Pour les honnêtes citoyens, la grande majorité des Burkinabè, les questions déferlaient, se succédaient et se répétaient : Qu’est-ce qui arrive à mon pays ? Allons-nous nous en sortir ? Comment ? A quel prix ? Sommes-nous maudits ? L’insécurité récurrente qui sévit, est-ce juste une épreuve pour nous montrer la vraie voie ? Y a-t-il un homme-providence où une nation providentielle qui viendra nous sortir de cette situation ? L’homme providentiel est-il le capitaine Traoré ou faut-il attendre encore ?

Burkinabè, le capitaine Traoré Ibrahim ne peut pas être la solution sans toi
A ces questions, je réponds nettement : « Et si c’était notre dernière chance ? Et si cet homme providentiel c’était toi ? Que ferais-tu ? Et si cet homme providentiel c’était aussi l’autre, et si c’était nous ? Ce sont les grandes questions que chacun doit se poser maintenant. Pour sûr, individuellement ou collectivement, nous constituons la solution. Oui, la solution est en toi qui aimes ce beau pays, la solution est là, implacable, en chacun de nous, collectivement ou individuellement.
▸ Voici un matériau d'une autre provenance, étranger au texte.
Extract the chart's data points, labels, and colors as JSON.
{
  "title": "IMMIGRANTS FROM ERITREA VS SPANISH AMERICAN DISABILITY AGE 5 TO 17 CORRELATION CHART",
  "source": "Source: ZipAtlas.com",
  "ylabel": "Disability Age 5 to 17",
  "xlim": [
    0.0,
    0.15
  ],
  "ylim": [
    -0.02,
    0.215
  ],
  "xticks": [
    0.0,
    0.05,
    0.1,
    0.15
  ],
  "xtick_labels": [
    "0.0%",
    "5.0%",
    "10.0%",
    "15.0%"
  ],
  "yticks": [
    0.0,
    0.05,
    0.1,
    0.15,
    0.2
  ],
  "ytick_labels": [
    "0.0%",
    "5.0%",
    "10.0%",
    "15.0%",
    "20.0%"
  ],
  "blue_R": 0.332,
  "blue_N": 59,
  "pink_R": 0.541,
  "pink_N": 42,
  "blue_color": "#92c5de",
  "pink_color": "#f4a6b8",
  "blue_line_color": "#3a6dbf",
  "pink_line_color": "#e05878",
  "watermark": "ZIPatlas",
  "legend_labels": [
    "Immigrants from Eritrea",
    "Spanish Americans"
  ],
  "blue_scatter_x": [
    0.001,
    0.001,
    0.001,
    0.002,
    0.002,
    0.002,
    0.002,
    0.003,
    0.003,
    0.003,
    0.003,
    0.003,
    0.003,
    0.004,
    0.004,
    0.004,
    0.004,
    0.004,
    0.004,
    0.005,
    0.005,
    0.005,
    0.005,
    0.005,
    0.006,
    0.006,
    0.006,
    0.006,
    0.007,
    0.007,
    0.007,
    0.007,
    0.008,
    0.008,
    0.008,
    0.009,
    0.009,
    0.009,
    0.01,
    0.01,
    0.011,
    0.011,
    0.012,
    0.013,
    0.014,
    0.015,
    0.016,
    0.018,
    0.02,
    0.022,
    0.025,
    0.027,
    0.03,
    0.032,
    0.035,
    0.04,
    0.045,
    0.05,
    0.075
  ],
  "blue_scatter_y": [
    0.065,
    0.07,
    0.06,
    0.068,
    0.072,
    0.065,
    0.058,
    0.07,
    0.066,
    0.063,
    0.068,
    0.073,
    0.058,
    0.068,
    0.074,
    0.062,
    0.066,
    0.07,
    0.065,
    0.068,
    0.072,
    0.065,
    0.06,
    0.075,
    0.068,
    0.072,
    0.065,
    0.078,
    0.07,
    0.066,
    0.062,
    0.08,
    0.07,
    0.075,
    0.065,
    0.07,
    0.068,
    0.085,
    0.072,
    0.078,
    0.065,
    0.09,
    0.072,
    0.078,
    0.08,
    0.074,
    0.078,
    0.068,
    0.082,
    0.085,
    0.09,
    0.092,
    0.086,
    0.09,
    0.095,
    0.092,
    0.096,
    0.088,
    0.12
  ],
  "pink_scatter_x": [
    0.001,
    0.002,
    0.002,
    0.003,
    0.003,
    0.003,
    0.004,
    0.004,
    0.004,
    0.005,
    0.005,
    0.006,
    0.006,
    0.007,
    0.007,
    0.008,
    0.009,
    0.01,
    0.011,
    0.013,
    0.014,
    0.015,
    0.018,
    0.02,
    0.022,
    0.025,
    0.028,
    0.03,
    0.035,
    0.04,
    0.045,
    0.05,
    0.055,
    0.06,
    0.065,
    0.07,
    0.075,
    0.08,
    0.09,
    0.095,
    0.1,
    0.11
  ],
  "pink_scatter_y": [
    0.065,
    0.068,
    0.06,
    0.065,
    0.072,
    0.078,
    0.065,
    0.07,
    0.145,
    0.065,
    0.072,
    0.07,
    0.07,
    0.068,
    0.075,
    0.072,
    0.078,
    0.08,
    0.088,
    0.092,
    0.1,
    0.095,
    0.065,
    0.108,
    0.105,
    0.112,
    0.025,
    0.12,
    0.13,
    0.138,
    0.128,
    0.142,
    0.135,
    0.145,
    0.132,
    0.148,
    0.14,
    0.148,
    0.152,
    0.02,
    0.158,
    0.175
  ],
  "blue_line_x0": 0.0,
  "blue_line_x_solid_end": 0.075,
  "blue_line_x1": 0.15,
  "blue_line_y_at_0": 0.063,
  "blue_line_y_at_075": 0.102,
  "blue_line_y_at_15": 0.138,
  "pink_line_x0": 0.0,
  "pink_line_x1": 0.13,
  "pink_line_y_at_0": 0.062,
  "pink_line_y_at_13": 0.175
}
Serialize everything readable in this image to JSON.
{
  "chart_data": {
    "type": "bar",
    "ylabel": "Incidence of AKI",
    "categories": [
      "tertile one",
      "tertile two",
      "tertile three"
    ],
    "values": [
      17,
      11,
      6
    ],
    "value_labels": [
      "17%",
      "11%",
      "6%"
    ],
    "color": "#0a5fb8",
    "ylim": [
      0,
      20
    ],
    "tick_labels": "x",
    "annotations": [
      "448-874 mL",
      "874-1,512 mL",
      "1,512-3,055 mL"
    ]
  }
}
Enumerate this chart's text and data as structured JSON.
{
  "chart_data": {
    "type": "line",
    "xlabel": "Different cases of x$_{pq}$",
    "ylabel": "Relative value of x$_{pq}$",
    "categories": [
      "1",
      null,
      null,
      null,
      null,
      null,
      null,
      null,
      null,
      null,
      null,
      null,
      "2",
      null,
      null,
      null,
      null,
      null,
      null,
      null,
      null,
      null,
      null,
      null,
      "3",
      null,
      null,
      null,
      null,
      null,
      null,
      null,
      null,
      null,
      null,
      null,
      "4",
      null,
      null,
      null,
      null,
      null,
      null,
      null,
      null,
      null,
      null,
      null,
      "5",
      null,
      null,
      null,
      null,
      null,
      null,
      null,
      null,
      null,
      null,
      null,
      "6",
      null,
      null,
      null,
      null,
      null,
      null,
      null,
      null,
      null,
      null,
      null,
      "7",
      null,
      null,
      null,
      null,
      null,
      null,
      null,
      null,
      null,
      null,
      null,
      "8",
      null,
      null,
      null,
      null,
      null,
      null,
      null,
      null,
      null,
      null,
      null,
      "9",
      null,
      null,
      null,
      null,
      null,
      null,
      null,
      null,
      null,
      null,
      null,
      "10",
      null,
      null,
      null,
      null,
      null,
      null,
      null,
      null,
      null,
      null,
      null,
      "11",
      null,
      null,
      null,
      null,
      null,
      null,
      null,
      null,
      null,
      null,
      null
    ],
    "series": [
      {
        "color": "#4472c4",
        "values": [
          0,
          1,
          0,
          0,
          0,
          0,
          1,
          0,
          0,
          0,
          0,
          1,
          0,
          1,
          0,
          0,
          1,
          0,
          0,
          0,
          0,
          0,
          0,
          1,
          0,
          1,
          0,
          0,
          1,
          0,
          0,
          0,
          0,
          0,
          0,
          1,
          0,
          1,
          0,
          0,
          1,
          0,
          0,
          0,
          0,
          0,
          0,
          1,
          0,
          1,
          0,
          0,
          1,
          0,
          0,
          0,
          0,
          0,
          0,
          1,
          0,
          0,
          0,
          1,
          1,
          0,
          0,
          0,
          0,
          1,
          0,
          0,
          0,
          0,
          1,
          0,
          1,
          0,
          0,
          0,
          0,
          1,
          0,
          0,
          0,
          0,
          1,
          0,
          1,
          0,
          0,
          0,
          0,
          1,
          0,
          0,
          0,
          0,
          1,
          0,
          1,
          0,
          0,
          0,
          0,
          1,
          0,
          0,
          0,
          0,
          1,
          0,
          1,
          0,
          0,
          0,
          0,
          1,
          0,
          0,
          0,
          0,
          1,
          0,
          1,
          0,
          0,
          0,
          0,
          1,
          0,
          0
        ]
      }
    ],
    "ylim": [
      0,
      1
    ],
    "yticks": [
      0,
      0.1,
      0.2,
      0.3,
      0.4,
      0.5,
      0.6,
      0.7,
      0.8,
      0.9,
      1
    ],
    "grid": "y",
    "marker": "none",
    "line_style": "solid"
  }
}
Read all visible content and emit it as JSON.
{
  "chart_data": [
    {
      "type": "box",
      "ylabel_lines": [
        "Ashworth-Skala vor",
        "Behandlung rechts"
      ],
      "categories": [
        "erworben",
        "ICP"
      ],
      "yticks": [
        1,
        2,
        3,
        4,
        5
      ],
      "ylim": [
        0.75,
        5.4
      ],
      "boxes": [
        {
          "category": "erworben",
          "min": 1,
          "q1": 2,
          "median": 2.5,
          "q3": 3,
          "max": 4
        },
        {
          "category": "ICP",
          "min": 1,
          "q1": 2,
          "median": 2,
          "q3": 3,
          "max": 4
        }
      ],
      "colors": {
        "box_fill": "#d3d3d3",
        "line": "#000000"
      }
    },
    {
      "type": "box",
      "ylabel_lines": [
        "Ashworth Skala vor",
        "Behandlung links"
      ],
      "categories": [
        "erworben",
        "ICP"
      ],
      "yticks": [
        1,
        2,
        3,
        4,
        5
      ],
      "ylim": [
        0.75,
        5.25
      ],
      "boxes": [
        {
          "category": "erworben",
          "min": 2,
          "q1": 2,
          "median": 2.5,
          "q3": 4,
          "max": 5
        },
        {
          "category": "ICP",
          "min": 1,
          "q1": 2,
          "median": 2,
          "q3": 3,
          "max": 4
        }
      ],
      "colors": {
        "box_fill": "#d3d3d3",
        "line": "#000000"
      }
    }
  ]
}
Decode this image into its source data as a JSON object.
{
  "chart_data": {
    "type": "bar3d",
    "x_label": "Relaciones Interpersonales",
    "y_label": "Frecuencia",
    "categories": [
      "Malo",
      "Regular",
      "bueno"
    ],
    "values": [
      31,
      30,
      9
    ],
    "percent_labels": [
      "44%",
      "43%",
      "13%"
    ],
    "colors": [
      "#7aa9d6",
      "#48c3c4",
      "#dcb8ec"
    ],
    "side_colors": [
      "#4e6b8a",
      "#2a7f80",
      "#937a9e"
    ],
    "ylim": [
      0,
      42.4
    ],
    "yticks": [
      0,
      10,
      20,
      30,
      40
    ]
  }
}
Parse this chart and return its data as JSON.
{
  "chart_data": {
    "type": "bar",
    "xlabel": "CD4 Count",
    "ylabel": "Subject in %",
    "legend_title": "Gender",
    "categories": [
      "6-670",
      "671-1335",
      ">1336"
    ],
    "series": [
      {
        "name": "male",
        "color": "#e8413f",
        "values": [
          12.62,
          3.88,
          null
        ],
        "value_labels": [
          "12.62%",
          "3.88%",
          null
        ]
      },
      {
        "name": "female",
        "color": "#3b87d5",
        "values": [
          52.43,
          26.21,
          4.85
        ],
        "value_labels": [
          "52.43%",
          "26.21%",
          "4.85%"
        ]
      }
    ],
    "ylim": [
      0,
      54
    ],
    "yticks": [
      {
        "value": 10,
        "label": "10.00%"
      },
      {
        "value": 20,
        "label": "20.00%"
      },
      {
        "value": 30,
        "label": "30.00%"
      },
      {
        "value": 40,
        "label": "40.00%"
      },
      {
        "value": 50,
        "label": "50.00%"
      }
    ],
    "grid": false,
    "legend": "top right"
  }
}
Je ne connais vraiment pas le capitaine Traoré, même si je salue son courage, sa bravoure. C’est peut-être bon - bien loin de moi l’idée d’encourager les coups d’Etat, même « légalisés » par le Conseil constitutionnel - mais, comme cela se dit au Burkina Faso, ce n’est pas arrivé. Le capitaine Traoré ne peut pas être la solution sans toi. Si chacun de nous ne décide, avec lui, d’être la solution, la deuxième phase du Mouvement patriotique pour la Sauvegarde et la Restauration (MPSR2) peut venir avec les meilleures intentions mais ne pourra pas faire grand-chose.
Allons-nous encore rater une opportunité dont le monde peut être fier ?

Depuis l’insurrection populaire de 2014 nous sommes en train de rater occasion sur occasion d’affirmer notre identité de peuple spécial, de peuple authentique et, surtout, d’hommes intègres, travailleurs et courageux. Nous tournons en rond sans vraiment bouger positivement. Trop c’est trop, nous ne pouvons pas nous permettre de rater encore cette opportunité.

Je vous entends vous demander : « De quoi parle-t-il ? On est en crise et il parle d’opportunité ! » Oui, cette crise est la énième opportunité que le Dieu d’Amour nous donne pour que nous puissions redevenir le pays des hommes intègres avec tous les attributs qui vont avec. Opportunité de vaincre le terrorisme et d’unir les filles et fils du Burkina Faso dans un élan de patriotisme et de construction véritable d’un Etat-nation. Opportunité de nous rendre compte de notre richesse et de nous y concentrer au lieu de tendre la main en permanence. Opportunité de faire le nettoyage en nous pour révéler l’homme intègre que les autres nations veulent bien admirer. Enfin, opportunité d’instaurer une gouvernance vertueuse à tous les niveaux de l’administration privée et publique y compris l’armée.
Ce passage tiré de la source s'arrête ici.